Typically, when getting to know people, if I find out something about someone or observe a personality flaw that I don’t like or that “turns me off” my natural instinct is to disengage or draw back. Unfortunately it seems as though Jesus’ reaction is the exact opposite. He draws even closer when He observes the negative qualities and flaws in a person. Is this commitment to relationship supposed to be my response as well? As a follower of Christ am I not obliged to display this radical call to commitment and community in my life? Did Christ “invest” into relationships as if they were commodities? Or did He not even love Judas, who stole from the group’s resources and would later betray Jesus? What if relationship, like forgiveness, isn’t a matter of choice for those who follow Christ, but a matter of commitment to one another? When Christ called the disciples to follow him did he not also call them into relationship with one another?

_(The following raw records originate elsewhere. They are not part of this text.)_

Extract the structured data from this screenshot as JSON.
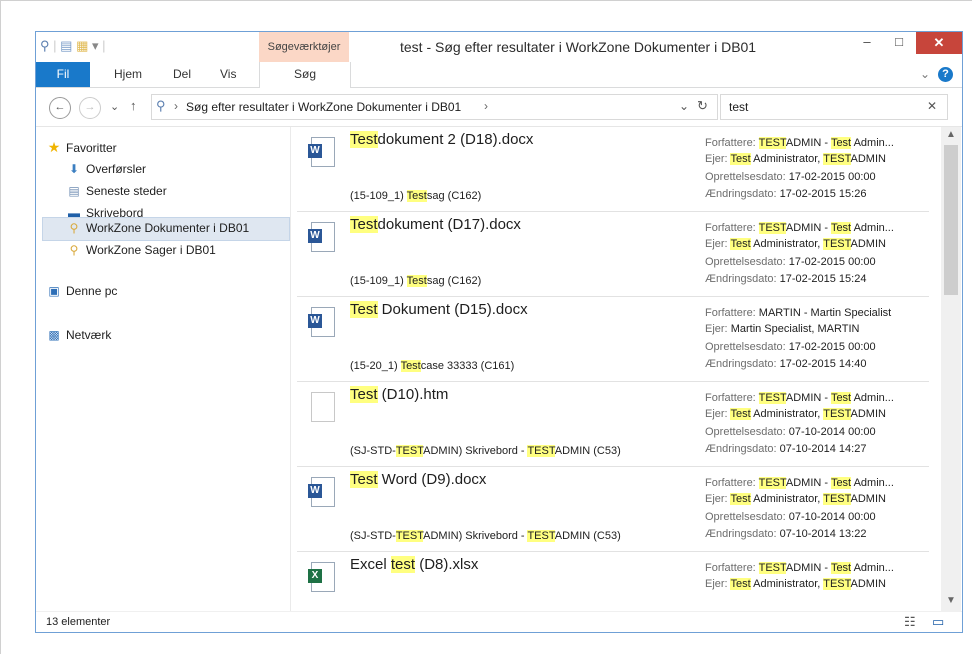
{
  "window": {
    "title": "test - Søg efter resultater i WorkZone Dokumenter i DB01",
    "context_tab": "Søgeværktøjer",
    "controls": {
      "minimize": "–",
      "maximize": "□",
      "close": "✕"
    }
  },
  "ribbon": {
    "tabs": [
      "Fil",
      "Hjem",
      "Del",
      "Vis",
      "Søg"
    ],
    "collapse": "⌄",
    "help": "?"
  },
  "address": {
    "back": "←",
    "forward": "→",
    "recent": "⌄",
    "up": "↑",
    "path": "Søg efter resultater i WorkZone Dokumenter i DB01",
    "path_sep": "›",
    "dropdown": "⌄",
    "refresh": "↻",
    "search_value": "test",
    "search_clear": "✕"
  },
  "nav": {
    "favorites_label": "Favoritter",
    "favorites": [
      {
        "label": "Overførsler",
        "icon": "downloads-icon"
      },
      {
        "label": "Seneste steder",
        "icon": "recent-places-icon"
      },
      {
        "label": "Skrivebord",
        "icon": "desktop-icon"
      },
      {
        "label": "WorkZone Dokumenter i DB01",
        "icon": "search-folder-icon"
      },
      {
        "label": "WorkZone Sager i DB01",
        "icon": "search-folder-icon"
      }
    ],
    "this_pc": "Denne pc",
    "network": "Netværk"
  },
  "labels": {
    "author": "Forfattere:",
    "owner": "Ejer:",
    "created": "Oprettelsesdato:",
    "modified": "Ændringsdato:"
  },
  "results": [
    {
      "type": "word",
      "name": [
        {
          "t": "Test",
          "h": true
        },
        {
          "t": "dokument 2 (D18).docx",
          "h": false
        }
      ],
      "sub": [
        {
          "t": "(15-109_1) ",
          "h": false
        },
        {
          "t": "Test",
          "h": true
        },
        {
          "t": "sag (C162)",
          "h": false
        }
      ],
      "author": [
        {
          "t": "TEST",
          "h": true
        },
        {
          "t": "ADMIN - ",
          "h": false
        },
        {
          "t": "Test",
          "h": true
        },
        {
          "t": " Admin...",
          "h": false
        }
      ],
      "owner": [
        {
          "t": "Test",
          "h": true
        },
        {
          "t": " Administrator, ",
          "h": false
        },
        {
          "t": "TEST",
          "h": true
        },
        {
          "t": "ADMIN",
          "h": false
        }
      ],
      "created": "17-02-2015 00:00",
      "modified": "17-02-2015 15:26"
    },
    {
      "type": "word",
      "name": [
        {
          "t": "Test",
          "h": true
        },
        {
          "t": "dokument (D17).docx",
          "h": false
        }
      ],
      "sub": [
        {
          "t": "(15-109_1) ",
          "h": false
        },
        {
          "t": "Test",
          "h": true
        },
        {
          "t": "sag (C162)",
          "h": false
        }
      ],
      "author": [
        {
          "t": "TEST",
          "h": true
        },
        {
          "t": "ADMIN - ",
          "h": false
        },
        {
          "t": "Test",
          "h": true
        },
        {
          "t": " Admin...",
          "h": false
        }
      ],
      "owner": [
        {
          "t": "Test",
          "h": true
        },
        {
          "t": " Administrator, ",
          "h": false
        },
        {
          "t": "TEST",
          "h": true
        },
        {
          "t": "ADMIN",
          "h": false
        }
      ],
      "created": "17-02-2015 00:00",
      "modified": "17-02-2015 15:24"
    },
    {
      "type": "word",
      "name": [
        {
          "t": "Test",
          "h": true
        },
        {
          "t": " Dokument (D15).docx",
          "h": false
        }
      ],
      "sub": [
        {
          "t": "(15-20_1) ",
          "h": false
        },
        {
          "t": "Test",
          "h": true
        },
        {
          "t": "case 33333 (C161)",
          "h": false
        }
      ],
      "author": [
        {
          "t": "MARTIN - Martin Specialist",
          "h": false
        }
      ],
      "owner": [
        {
          "t": "Martin Specialist, MARTIN",
          "h": false
        }
      ],
      "created": "17-02-2015 00:00",
      "modified": "17-02-2015 14:40"
    },
    {
      "type": "htm",
      "name": [
        {
          "t": "Test",
          "h": true
        },
        {
          "t": " (D10).htm",
          "h": false
        }
      ],
      "sub": [
        {
          "t": "(SJ-STD-",
          "h": false
        },
        {
          "t": "TEST",
          "h": true
        },
        {
          "t": "ADMIN) Skrivebord - ",
          "h": false
        },
        {
          "t": "TEST",
          "h": true
        },
        {
          "t": "ADMIN (C53)",
          "h": false
        }
      ],
      "author": [
        {
          "t": "TEST",
          "h": true
        },
        {
          "t": "ADMIN - ",
          "h": false
        },
        {
          "t": "Test",
          "h": true
        },
        {
          "t": " Admin...",
          "h": false
        }
      ],
      "owner": [
        {
          "t": "Test",
          "h": true
        },
        {
          "t": " Administrator, ",
          "h": false
        },
        {
          "t": "TEST",
          "h": true
        },
        {
          "t": "ADMIN",
          "h": false
        }
      ],
      "created": "07-10-2014 00:00",
      "modified": "07-10-2014 14:27"
    },
    {
      "type": "word",
      "name": [
        {
          "t": "Test",
          "h": true
        },
        {
          "t": " Word (D9).docx",
          "h": false
        }
      ],
      "sub": [
        {
          "t": "(SJ-STD-",
          "h": false
        },
        {
          "t": "TEST",
          "h": true
        },
        {
          "t": "ADMIN) Skrivebord - ",
          "h": false
        },
        {
          "t": "TEST",
          "h": true
        },
        {
          "t": "ADMIN (C53)",
          "h": false
        }
      ],
      "author": [
        {
          "t": "TEST",
          "h": true
        },
        {
          "t": "ADMIN - ",
          "h": false
        },
        {
          "t": "Test",
          "h": true
        },
        {
          "t": " Admin...",
          "h": false
        }
      ],
      "owner": [
        {
          "t": "Test",
          "h": true
        },
        {
          "t": " Administrator, ",
          "h": false
        },
        {
          "t": "TEST",
          "h": true
        },
        {
          "t": "ADMIN",
          "h": false
        }
      ],
      "created": "07-10-2014 00:00",
      "modified": "07-10-2014 13:22"
    },
    {
      "type": "excel",
      "name": [
        {
          "t": "Excel ",
          "h": false
        },
        {
          "t": "test",
          "h": true
        },
        {
          "t": " (D8).xlsx",
          "h": false
        }
      ],
      "sub": [],
      "author": [
        {
          "t": "TEST",
          "h": true
        },
        {
          "t": "ADMIN - ",
          "h": false
        },
        {
          "t": "Test",
          "h": true
        },
        {
          "t": " Admin...",
          "h": false
        }
      ],
      "owner": [
        {
          "t": "Test",
          "h": true
        },
        {
          "t": " Administrator, ",
          "h": false
        },
        {
          "t": "TEST",
          "h": true
        },
        {
          "t": "ADMIN",
          "h": false
        }
      ],
      "created": "",
      "modified": ""
    }
  ],
  "status": {
    "count": "13 elementer",
    "details_view": "☷",
    "tiles_view": "▭"
  },
  "colors": {
    "highlight": "#ffff80",
    "file_tab": "#1979ca",
    "context_tab": "#fbd7c6",
    "close_button": "#c7453b",
    "nav_selected": "#dfe7f1"
  }
}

It seems that most people choose friends the same way they choose their wardrobe or the car they will drive – to secure or improve their social status. Most people want to be friends with people who are “cool”, smart, popular, or beautiful. Whether we are in junior High School, College, or checking out a new church, people choose friends to secure their place in the societal totem poles we erect. I’ve probably been guilty of this since grade school, but I believe Christ sets us free from operating in relationship through this dysfunctional means. I believe he calls His followers to radically love one another, to draw closer to one another even when the natural tendency is to disengage, to base our relationships on something more solid that social status, attraction, or mutual interest. Henri Nouwen agrees in his book Compassion, writing that:
“In and through Christ we receive a new identity that enables us to say, ‘I am not the esteem I can collect through competition, but the love I have freely received from God’… Through union with God, we are lifted out of our competitiveness with each other into the divine wholeness. By sharing in the wholeness of the one in whom no competition exists, we can enter into new compassionate relationship with each other.”
I have become convinced that Christ doesn’t set us free to simply choose the coolest Christian friends we can find in order to validate and secure our identity in the world. Christ sets us free and makes community possible through a deep commitment to Him and others. Christ sets us free from measuring others and ourselves by a standard that doesn’t exist. Christ sets us free to love and love freely.